Chris Titchner: Already Gone
[Self-released; Feb. 24]
Though he works full-time as a gigging musician, it’s been more than a decade since Raleigh’s Chris Titchner has released an album of his own. That fallow spell ended at The Wake Forest Listening Room on Sunday, when Titchner released Already Gone, which sounds like the work of a greener musician—in a good way, mostly.
Titchner, a sprightly acoustic guitarist and singer, has a fresh, springy sound, bright and coursing like a brook. He also has a clear, natural voice and a knack—for better and worse—for fitting long, complex, grammatically correct speeches into catchy singalong tunes. Though his folk-pop songs are professionally wrought, his energy is more eager, earnest college student than grizzled songwriter, and the combination is musically winning.
The album opens with “I’ll Come Back Around,” where a fine, flitting melody and Titchner’s lightly dancing voice buoy up his apologetic second-person lyrics. This mode of address always makes me feel like I’m uncomfortably eavesdropping, and it pervades the album. On the second song, “Hold Up,” the gracious acres of ringing chords, ropy leads, and pop-country-radio-worthy choruses hold more appeal than the interpersonal litigation of the verses.
As a musician and songwriter, Titchner is sound, but his overall vision still needs focusing. Though the acoustic palette holds the album together, he sometimes seems to be checking off boxes to see what will stick. There are blowsy jazz horns on Luddite anthem “Kerosene.” “Day Old Ticker Tape Parade” is like acoustic Death Cab for Cutie. “I Don’t Mind” is basically the album’s “Nightswimming.”
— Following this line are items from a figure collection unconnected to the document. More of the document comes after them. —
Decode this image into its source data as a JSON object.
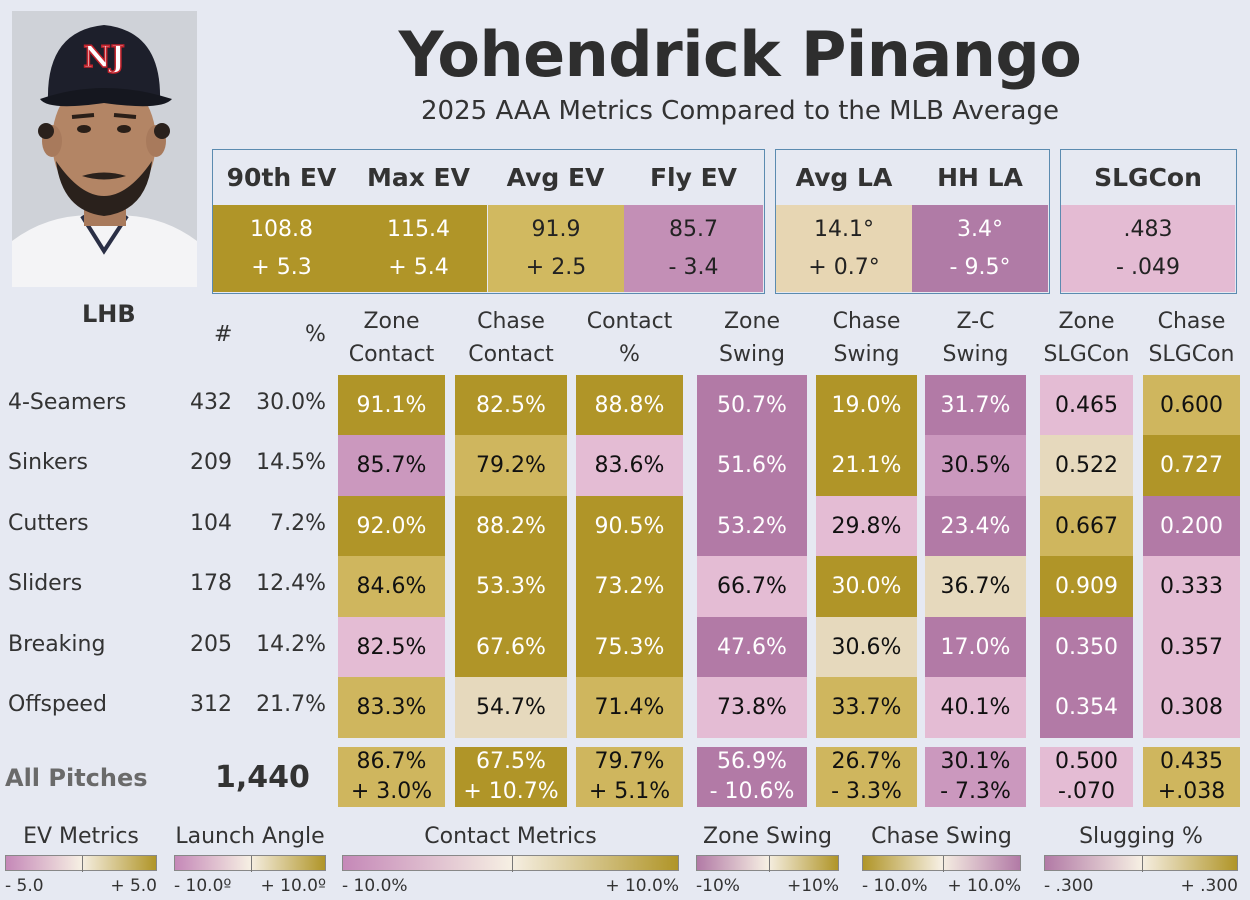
{
  "player": {
    "name": "Yohendrick Pinango",
    "subtitle": "2025 AAA Metrics Compared to the MLB Average",
    "cap_logo": "NJ"
  },
  "colors": {
    "gold_dark": "#b09528",
    "gold_mid": "#cfb65e",
    "gold_light": "#e5d8bc",
    "pink_light": "#e6bcd6",
    "pink_mid": "#cd9cc2",
    "pink_dark": "#b27aa6",
    "neutral": "#f2ead8"
  },
  "ev_box": {
    "headers": [
      "90th EV",
      "Max EV",
      "Avg EV",
      "Fly EV"
    ],
    "values": [
      "108.8",
      "115.4",
      "91.9",
      "85.7"
    ],
    "diffs": [
      "+ 5.3",
      "+ 5.4",
      "+ 2.5",
      "- 3.4"
    ]
  },
  "la_box": {
    "headers": [
      "Avg LA",
      "HH LA"
    ],
    "values": [
      "14.1°",
      "3.4°"
    ],
    "diffs": [
      "+ 0.7°",
      "- 9.5°"
    ]
  },
  "slg_box": {
    "header": "SLGCon",
    "value": ".483",
    "diff": "- .049"
  },
  "table": {
    "hand": "LHB",
    "count_header": "#",
    "pct_header": "%",
    "metric_headers": [
      [
        "Zone",
        "Contact"
      ],
      [
        "Chase",
        "Contact"
      ],
      [
        "Contact",
        "%"
      ],
      [
        "Zone",
        "Swing"
      ],
      [
        "Chase",
        "Swing"
      ],
      [
        "Z-C",
        "Swing"
      ],
      [
        "Zone",
        "SLGCon"
      ],
      [
        "Chase",
        "SLGCon"
      ]
    ],
    "rows": [
      {
        "pitch": "4-Seamers",
        "count": "432",
        "pct": "30.0%",
        "values": [
          "91.1%",
          "82.5%",
          "88.8%",
          "50.7%",
          "19.0%",
          "31.7%",
          "0.465",
          "0.600"
        ]
      },
      {
        "pitch": "Sinkers",
        "count": "209",
        "pct": "14.5%",
        "values": [
          "85.7%",
          "79.2%",
          "83.6%",
          "51.6%",
          "21.1%",
          "30.5%",
          "0.522",
          "0.727"
        ]
      },
      {
        "pitch": "Cutters",
        "count": "104",
        "pct": "7.2%",
        "values": [
          "92.0%",
          "88.2%",
          "90.5%",
          "53.2%",
          "29.8%",
          "23.4%",
          "0.667",
          "0.200"
        ]
      },
      {
        "pitch": "Sliders",
        "count": "178",
        "pct": "12.4%",
        "values": [
          "84.6%",
          "53.3%",
          "73.2%",
          "66.7%",
          "30.0%",
          "36.7%",
          "0.909",
          "0.333"
        ]
      },
      {
        "pitch": "Breaking",
        "count": "205",
        "pct": "14.2%",
        "values": [
          "82.5%",
          "67.6%",
          "75.3%",
          "47.6%",
          "30.6%",
          "17.0%",
          "0.350",
          "0.357"
        ]
      },
      {
        "pitch": "Offspeed",
        "count": "312",
        "pct": "21.7%",
        "values": [
          "83.3%",
          "54.7%",
          "71.4%",
          "73.8%",
          "33.7%",
          "40.1%",
          "0.354",
          "0.308"
        ]
      }
    ],
    "totals": {
      "label": "All Pitches",
      "count": "1,440",
      "values": [
        "86.7%",
        "67.5%",
        "79.7%",
        "56.9%",
        "26.7%",
        "30.1%",
        "0.500",
        "0.435"
      ],
      "diffs": [
        "+ 3.0%",
        "+ 10.7%",
        "+ 5.1%",
        "- 10.6%",
        "- 3.3%",
        "- 7.3%",
        "-.070",
        "+.038"
      ]
    }
  },
  "legend": [
    {
      "title": "EV Metrics",
      "min": "- 5.0",
      "max": "+ 5.0"
    },
    {
      "title": "Launch Angle",
      "min": "- 10.0º",
      "max": "+ 10.0º"
    },
    {
      "title": "Contact Metrics",
      "min": "- 10.0%",
      "max": "+ 10.0%"
    },
    {
      "title": "Zone Swing",
      "min": "-10%",
      "max": "+10%"
    },
    {
      "title": "Chase Swing",
      "min": "- 10.0%",
      "max": "+ 10.0%"
    },
    {
      "title": "Slugging %",
      "min": "- .300",
      "max": "+ .300"
    }
  ]
}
Next time, Titchner might do well to go all in on a writerly noir vibe, like The Old Ceremony, or on the unfussy singer-songwriter fare of his own “No Easy Way Out.” And dial down that pesky pronoun. I don’t know about you, or “you,” but I don’t like spending too long in someone else’s argument, which slightly sours an album otherwise notable for its sweet, inviting sound.